BH: You know, I deal a lot with stories. What’s really interesting for me personally is, as an actor from mostly theater and television, I realized that over this year that I am a storyteller by profession. That’s kind of what I’m used to doing. However, the stories I tell are often just a small part of someone else’s story. You know I’m a character in play - whether a lead or a co-star. I’m a character in a TV show, but that may just be a few scenes, or a few episodes of something. So, I play these small parts that help tell a greater story that someone else has created. And, I love doing that! That is, kind of, my life’s work and I always enjoy that. But, this is the first time that I was telling my own story. So, there is a responsibility. I wanted to tell it truthfully. I wanted to tell it honestly. I didn’t want to embellish too much to the point of trying to write something outside myself - like to attempt to write a thriller. That wasn’t it at all. It was more kind of the flashes of memory - the ambiguity. The idea that our memories are stories that we tell ourselves long enough over time that our revised version of that story become true. So, I’m hoping that the listener will take away some universal truths about an ordinary person – an ‘every man’ or ‘every woman’ – caught up in extraordinary circumstances. And how do we get past that? How are we resilient in life? How do we move forward and allow these things to shape us but not be debilitating?

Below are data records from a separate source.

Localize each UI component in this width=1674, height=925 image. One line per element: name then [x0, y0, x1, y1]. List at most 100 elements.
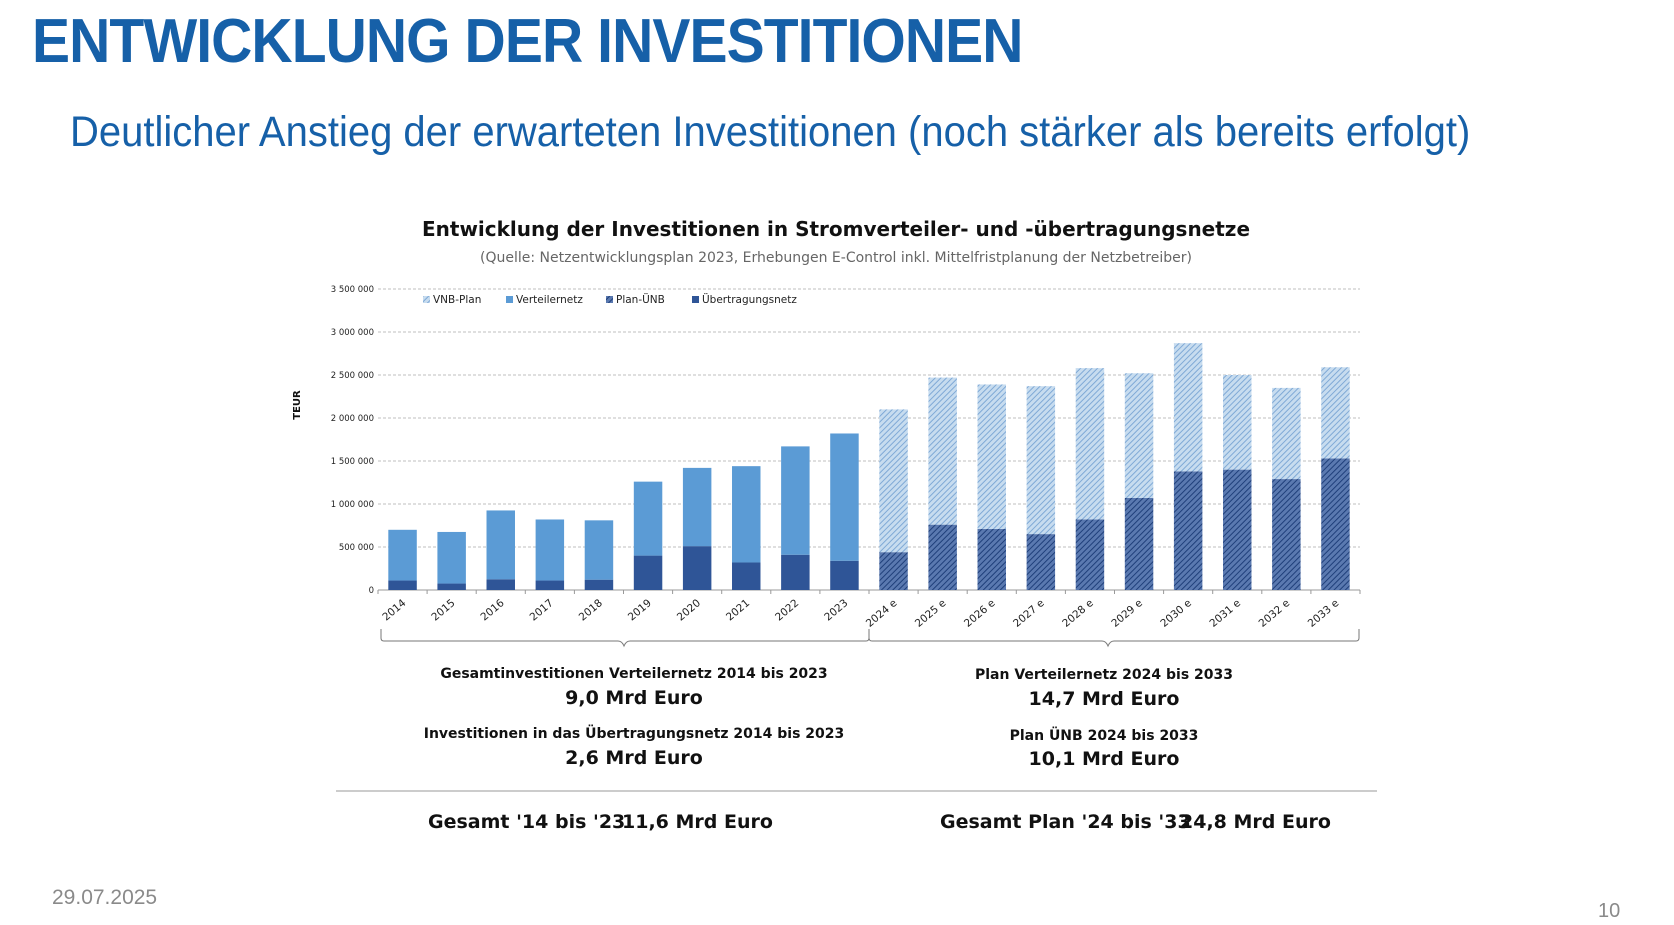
total-left-value: 11,6 Mrd Euro — [622, 811, 773, 833]
x-tick-label: 2024 e — [864, 597, 900, 630]
y-tick-label: 0 — [369, 586, 374, 596]
bar-vnb-plan — [1075, 368, 1105, 520]
summary-right-1-label: Plan Verteilernetz 2024 bis 2033 — [975, 667, 1233, 683]
summary-right-1-value: 14,7 Mrd Euro — [1029, 688, 1180, 710]
bar--bertragungsnetz — [732, 562, 761, 590]
y-axis-label: TEUR — [292, 390, 303, 420]
legend-swatch — [606, 296, 613, 303]
legend: VNB-Plan Verteilernetz Plan-ÜNB Übertragung… — [423, 293, 797, 306]
bars — [388, 343, 1350, 590]
bar--bertragungsnetz — [486, 579, 515, 590]
y-tick-label: 1 000 000 — [331, 500, 374, 510]
bar-plan-nb — [1075, 519, 1105, 590]
bar--bertragungsnetz — [781, 554, 810, 590]
y-tick-label: 500 000 — [339, 543, 374, 553]
x-tick-label: 2028 e — [1060, 597, 1096, 630]
x-tick-label: 2031 e — [1207, 597, 1243, 630]
bar-plan-nb — [879, 552, 908, 590]
bar-verteilernetz — [781, 446, 810, 555]
chart-title: Entwicklung der Investitionen in Stromve… — [422, 217, 1250, 241]
x-tick-label: 2025 e — [913, 597, 949, 630]
brace-right — [868, 629, 1360, 648]
bar--bertragungsnetz — [830, 560, 859, 590]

FK: Why do you think a scripted series, even in a podcast format, is something audiences need in this day and age?
BH: From my point of view, whether I was aware of it or not, I subconsciously would escape into different scripted series. After four years of watching news that was making my head spin and feeling terrible about the reality of what we were all dealing with, I would find comfort in a scripted series. You do find there is that water cooler element in a scripted series, even though many of us aren’t physically at work these days. There is that sense of going to a dinner party and talking about something you are listening to or something you’re watching on TV. I’m a big fan of these streaming hubs, and I’ve been in some of those shows. I like consuming content that way. I also think that there’s something comforting about watching something that isn’t just about current events or politics. Something that allows you to think about some deeper questions – maybe relate some experience in your own life to what these characters are going through. I think there’s a reason why these fiction podcasts have become more popular. By combining amazing content, a story, great actors, music and soundscape; there’s just so much there for someone to listen to. So much that it does harken back to those radio dramas of the past, which I think is comforting.